Government

Security Innovation has delivered a variety of services and technologies for the U.S. Government and its contractors including SAIC, the State of Florida, Harris Corporation, Northrop Grumman and Lockheed Martin. The company has been funded on several Federal Government sponsored research projects including a renowned, ground-breaking study that resulted in our How to Break Software Security  methodology which has been rolled out to numerous agencies in the form of training and services.

We have a proven record in meeting complicated federal and state requirements while helping government clients achieve their IT security objectives. We assist agencies in two principal areas: keeping both complex and antiquated systems secure and ensuring that policies are written and implemented properly.

Legacy & Sensitive Systems Security

Government systems range from creaky old mainframe applications to state-of-the-art embedded software for weapons guidance and high-speed flight. Each end of this spectrum provides its own challenge – most legacy systems were not designed with security in mind at all, and weapons systems have zero-error tolerances and tight requirements on security to protect intellectual property and other sensitive data. We use our deep expertise and sophisticated technology to identify information security threats and design problems of government systems, while our awareness and technical training programs help federal and municipal organizations meet mandatory professional development and internal education requirements.

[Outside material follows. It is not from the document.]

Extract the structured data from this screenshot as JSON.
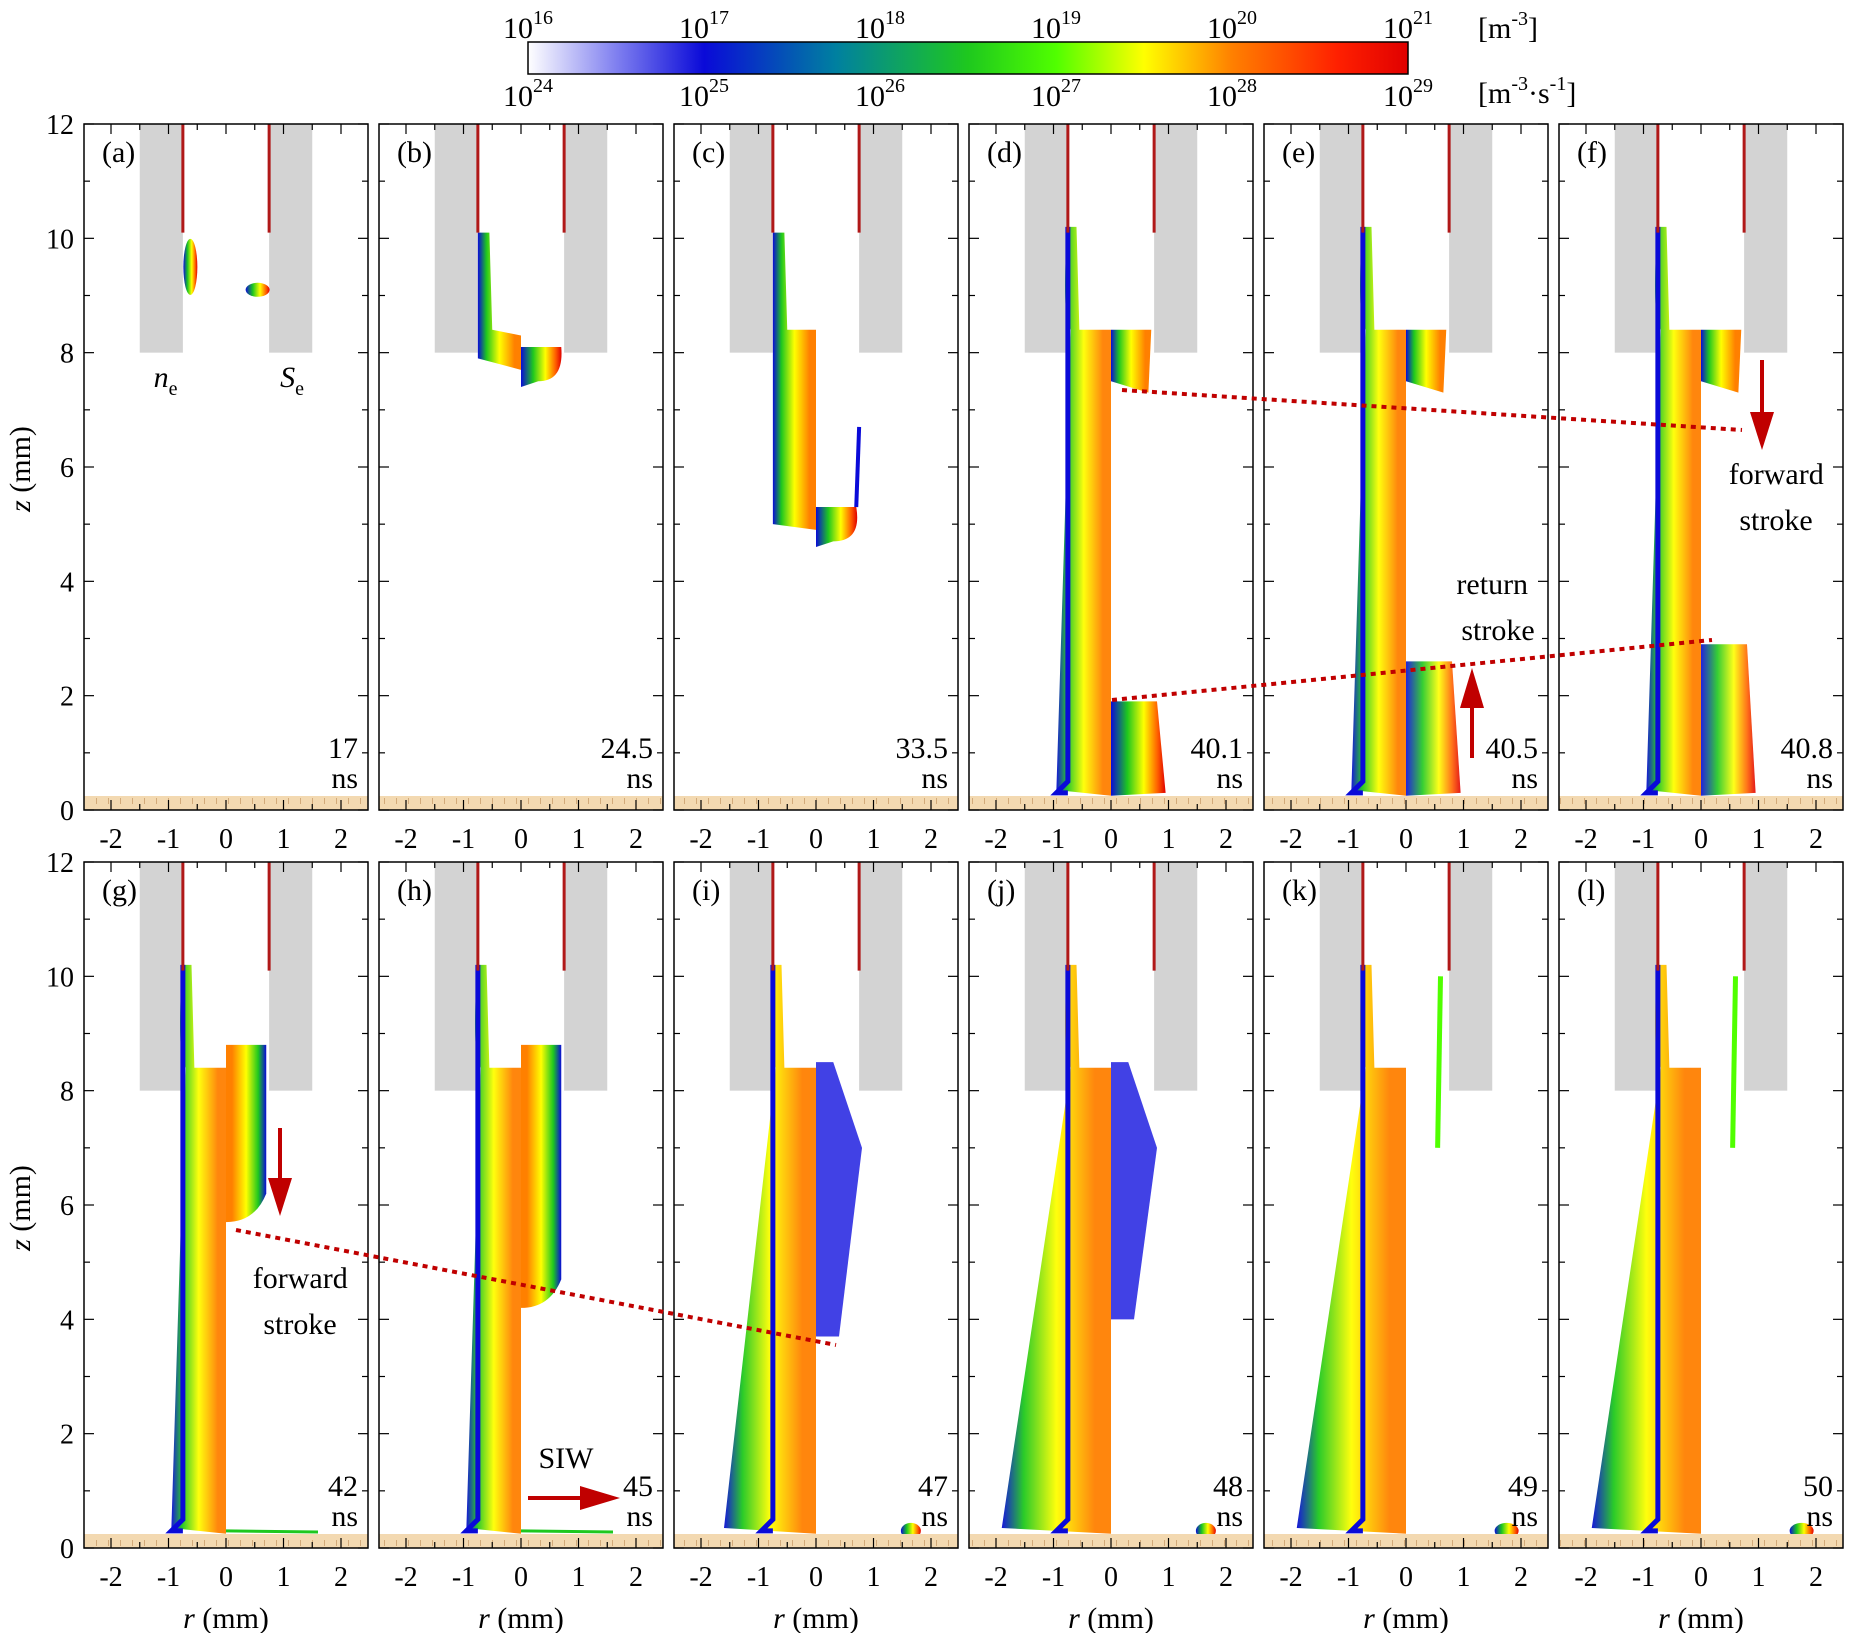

Policies, Vendor Management and Regulations

Common criteria and other regulations put pressure on agencies to ensure their policies and test plans are properly documented and executed. Our Policy Analysis and Policy Improvement programs help organizations by providing a broad and detailed look at internal and external requirements and making sure that policies are written so they are actionable and clearly understood by all personnel.

We also work with government procurement teams to optimize purchasing and deployment decisions with respect to security – everything from helping teams understand the vulnerabilities they may be inheriting when they purchase software, to re-working service level agreements (SLA’s) to ensure that security is considered at every phase of an outsourcing function. We help ensure that clients understand these threats and how to best mitigate them in their environments.